Police also placed one of Xiang's mainland employees, Huang Wei, under house arrest for several weeks. Reached by phone, she said she gave a copy of the memoir to Ching at Zong's request. She also said she sent text messages to Ching's cell phone pleading for help while trying to evade the authorities, but added the police never asked about him when questioning her.

Lau said her husband learned of Zong's second manuscript late last year and met with Zong's editor not long after Zhao's death. At the time, Zong's editor wanted to publish the manuscript but was worried security agents would intercept it if he attempted to use the same people who published Zong's memoir, she said. Ching then agreed to help bring the manuscript to Hong Kong, Lau said.

Lau said her husband told her a source attempted to e-mail the document to him several times without success. Then, in late April, he received a call from someone asking him to travel to Guangzhou to pick up the manuscript, she said.

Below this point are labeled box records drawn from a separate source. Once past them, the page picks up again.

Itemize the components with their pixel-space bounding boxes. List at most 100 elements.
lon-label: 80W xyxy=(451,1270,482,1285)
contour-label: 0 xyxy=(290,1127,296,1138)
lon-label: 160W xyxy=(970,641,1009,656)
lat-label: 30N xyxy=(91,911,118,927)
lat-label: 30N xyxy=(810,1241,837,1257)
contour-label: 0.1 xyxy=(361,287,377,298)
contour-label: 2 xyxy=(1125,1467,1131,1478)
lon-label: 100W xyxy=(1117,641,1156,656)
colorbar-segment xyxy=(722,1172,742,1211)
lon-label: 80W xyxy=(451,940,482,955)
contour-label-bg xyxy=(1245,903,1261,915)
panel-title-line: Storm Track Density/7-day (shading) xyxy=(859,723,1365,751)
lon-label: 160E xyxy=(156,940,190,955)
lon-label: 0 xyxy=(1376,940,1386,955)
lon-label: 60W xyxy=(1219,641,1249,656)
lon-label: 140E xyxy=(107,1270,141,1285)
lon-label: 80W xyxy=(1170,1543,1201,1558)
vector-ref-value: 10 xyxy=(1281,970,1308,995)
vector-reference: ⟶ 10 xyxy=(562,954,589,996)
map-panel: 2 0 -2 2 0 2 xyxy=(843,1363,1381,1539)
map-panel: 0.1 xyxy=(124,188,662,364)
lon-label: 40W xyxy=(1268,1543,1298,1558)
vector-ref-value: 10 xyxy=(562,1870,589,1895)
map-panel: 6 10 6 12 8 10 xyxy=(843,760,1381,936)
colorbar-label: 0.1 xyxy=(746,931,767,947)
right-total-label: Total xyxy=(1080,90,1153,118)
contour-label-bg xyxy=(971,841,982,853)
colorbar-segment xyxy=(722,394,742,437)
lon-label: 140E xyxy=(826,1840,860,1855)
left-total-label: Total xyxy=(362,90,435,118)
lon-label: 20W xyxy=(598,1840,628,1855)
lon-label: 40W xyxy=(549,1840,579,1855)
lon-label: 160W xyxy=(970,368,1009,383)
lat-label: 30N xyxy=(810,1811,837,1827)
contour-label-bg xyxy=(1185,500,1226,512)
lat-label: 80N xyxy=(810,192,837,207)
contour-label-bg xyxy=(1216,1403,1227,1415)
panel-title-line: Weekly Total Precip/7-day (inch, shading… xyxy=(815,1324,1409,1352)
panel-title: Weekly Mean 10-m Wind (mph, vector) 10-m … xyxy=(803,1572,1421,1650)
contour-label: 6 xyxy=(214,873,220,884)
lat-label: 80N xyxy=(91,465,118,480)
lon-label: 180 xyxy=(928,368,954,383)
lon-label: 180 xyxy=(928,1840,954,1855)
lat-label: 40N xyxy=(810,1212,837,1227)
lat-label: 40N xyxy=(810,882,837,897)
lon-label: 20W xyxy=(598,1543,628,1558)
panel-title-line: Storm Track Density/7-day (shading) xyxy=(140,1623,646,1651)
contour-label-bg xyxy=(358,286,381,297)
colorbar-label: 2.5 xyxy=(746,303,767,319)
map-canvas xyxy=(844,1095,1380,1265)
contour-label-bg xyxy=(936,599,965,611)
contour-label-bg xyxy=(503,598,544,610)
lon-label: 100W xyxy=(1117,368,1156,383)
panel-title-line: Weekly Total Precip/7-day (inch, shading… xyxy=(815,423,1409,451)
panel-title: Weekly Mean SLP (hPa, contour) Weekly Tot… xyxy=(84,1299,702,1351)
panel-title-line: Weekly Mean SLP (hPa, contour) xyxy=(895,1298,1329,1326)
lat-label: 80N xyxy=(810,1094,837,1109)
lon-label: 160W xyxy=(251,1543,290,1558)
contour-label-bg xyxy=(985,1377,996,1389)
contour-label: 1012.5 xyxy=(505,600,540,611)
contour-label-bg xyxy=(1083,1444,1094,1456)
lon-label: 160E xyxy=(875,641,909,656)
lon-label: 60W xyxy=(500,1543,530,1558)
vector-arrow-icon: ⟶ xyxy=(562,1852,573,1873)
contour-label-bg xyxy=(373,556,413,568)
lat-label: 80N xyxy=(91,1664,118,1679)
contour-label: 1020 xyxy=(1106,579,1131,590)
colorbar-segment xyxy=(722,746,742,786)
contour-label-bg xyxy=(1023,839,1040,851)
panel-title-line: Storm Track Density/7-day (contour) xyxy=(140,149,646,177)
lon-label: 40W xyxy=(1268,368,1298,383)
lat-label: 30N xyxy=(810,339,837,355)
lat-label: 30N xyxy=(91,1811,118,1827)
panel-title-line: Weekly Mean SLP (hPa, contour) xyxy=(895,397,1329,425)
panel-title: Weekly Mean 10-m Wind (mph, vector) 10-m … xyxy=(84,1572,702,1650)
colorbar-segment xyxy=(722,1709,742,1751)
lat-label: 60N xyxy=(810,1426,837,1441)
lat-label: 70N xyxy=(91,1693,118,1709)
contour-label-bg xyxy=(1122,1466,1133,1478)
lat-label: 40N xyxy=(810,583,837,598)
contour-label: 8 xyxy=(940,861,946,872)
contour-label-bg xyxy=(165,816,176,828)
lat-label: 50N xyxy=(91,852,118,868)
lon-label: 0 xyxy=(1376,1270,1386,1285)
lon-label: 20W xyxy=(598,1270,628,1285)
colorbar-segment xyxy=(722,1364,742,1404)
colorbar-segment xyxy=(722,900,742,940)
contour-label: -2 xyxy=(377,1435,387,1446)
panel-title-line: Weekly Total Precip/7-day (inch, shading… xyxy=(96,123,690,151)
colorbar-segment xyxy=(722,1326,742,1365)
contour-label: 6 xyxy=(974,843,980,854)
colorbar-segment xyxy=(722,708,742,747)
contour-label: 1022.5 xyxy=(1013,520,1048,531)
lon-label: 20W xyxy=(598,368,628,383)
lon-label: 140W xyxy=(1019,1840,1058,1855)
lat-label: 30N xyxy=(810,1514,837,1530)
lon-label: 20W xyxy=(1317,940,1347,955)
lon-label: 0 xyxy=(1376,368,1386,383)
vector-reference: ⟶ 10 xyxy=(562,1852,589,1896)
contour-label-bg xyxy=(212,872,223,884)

Lau said Ching never disclosed the identity of the source to her and that she suspected Chinese security agents might have tricked him into traveling to the mainland. A day after he was detained, she said, he called her and arranged for his laptop computer to be brought to the mainland, too.

Security agents have allowed Ching to call her four more times, she said. In the latest call, on Sunday morning, Ching urged her not to tell reporters about his detention. But when a security agent picked up the phone and invited Lau to come to Beijing to see her husband, he grabbed the phone and told her to stay in Hong Kong, she said.

"He told me to work on his behalf in Hong Kong," Lau said. "He told me to visit his mother and father more."